I think that really the only thing you can do is wait and see how he gets on at his new school, and hope that it has more of a culture of working hard and being respected for doing well at school. Hopefully there will be some hardworking children there that your son will make friends with, and his behaviour will be totally different. In the meantime just try and talk to him about the type of impression of himself he wants to give at this school, and how this is a good time for a fresh start. When it's time for him to start at the school make sure he is in the right frame of mind to be positive about it with things such as a new pencil case full of equipment to help him with all the hard work he's going to do!

QuintessentialShadow Thu 11-Aug-11 22:16:49

Mary, so many things about your post is ringing true. I need to ponder this a little. Thanks for your post. It makes so much sense, I remember doing the same thing in school when I was in year 5.

QuintessentialShadow Fri 12-Aug-11 11:31:52

A bit better today. To my big surprise our doorbell rang and there were two boys outside, brothers, year 3 and year 5 (the year 5 boy is a classmate of the boy who has told the other boys not to play with him). So my son went with them, and had gone to their home. He came back for tea, and a few hours later the older boy returned, and came in to play with my son a few hours. It went really well, no sillyness and no idiocy. My son was really happy.
Maybe he felt so good about being called in on, that he did not feel that he had to be silly to get attention?

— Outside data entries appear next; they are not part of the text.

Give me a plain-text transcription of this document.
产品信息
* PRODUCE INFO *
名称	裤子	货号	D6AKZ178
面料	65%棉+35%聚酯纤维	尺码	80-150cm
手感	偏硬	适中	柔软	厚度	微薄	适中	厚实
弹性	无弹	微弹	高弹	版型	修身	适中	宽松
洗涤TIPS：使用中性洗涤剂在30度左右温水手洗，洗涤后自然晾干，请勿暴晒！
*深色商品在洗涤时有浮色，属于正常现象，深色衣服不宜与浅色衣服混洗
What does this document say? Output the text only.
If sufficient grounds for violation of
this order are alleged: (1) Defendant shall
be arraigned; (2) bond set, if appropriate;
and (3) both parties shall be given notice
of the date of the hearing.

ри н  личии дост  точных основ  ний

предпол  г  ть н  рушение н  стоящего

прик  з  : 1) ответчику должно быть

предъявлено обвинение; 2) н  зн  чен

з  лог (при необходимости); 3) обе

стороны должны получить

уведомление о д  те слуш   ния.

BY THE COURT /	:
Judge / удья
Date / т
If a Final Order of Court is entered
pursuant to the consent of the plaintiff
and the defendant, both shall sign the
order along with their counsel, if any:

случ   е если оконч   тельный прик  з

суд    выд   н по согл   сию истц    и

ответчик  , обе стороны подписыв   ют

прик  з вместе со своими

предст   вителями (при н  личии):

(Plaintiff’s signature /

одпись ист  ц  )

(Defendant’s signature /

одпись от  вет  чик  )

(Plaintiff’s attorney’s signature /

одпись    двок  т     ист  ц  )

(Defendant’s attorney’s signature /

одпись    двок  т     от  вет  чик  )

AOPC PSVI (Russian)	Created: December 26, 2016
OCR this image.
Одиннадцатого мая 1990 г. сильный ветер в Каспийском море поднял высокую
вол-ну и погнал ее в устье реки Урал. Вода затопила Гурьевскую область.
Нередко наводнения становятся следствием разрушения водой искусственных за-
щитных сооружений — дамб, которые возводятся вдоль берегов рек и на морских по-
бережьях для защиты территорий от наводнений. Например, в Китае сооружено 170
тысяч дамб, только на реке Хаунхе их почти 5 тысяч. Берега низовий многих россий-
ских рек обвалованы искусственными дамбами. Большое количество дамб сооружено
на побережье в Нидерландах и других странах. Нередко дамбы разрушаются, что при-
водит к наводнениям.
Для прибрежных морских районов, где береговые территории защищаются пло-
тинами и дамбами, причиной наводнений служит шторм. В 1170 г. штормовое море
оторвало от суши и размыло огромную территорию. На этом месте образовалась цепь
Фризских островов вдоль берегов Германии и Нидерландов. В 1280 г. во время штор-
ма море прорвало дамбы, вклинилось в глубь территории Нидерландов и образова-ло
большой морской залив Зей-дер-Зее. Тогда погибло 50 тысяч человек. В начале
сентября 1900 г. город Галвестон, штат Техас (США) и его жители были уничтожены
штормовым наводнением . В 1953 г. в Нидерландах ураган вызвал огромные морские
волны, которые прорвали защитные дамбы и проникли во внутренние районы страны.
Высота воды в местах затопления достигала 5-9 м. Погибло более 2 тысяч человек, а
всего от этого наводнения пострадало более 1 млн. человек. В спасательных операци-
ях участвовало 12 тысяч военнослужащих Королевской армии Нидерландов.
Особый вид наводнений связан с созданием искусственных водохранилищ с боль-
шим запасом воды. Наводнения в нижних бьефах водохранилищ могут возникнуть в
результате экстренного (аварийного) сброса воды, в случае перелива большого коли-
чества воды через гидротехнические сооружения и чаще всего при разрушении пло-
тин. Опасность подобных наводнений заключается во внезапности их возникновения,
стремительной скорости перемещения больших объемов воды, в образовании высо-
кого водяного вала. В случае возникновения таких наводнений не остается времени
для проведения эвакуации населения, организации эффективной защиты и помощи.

Marymaryalittlecontrary Fri 12-Aug-11 12:27:51

I'm glad he had someone to play with today. Like you say he could have felt secure enough to not have to be silly. Also, at home with lots of toys to distract them there might have been no need, whereas at school he might think he needs to be silly to 'amuse' the others and interrupt the boredom of schoolwork. Anyway, perhaps he is starting to realise that the silliness is doing him no favours and this is the start of more normal behaviour again. Good luck!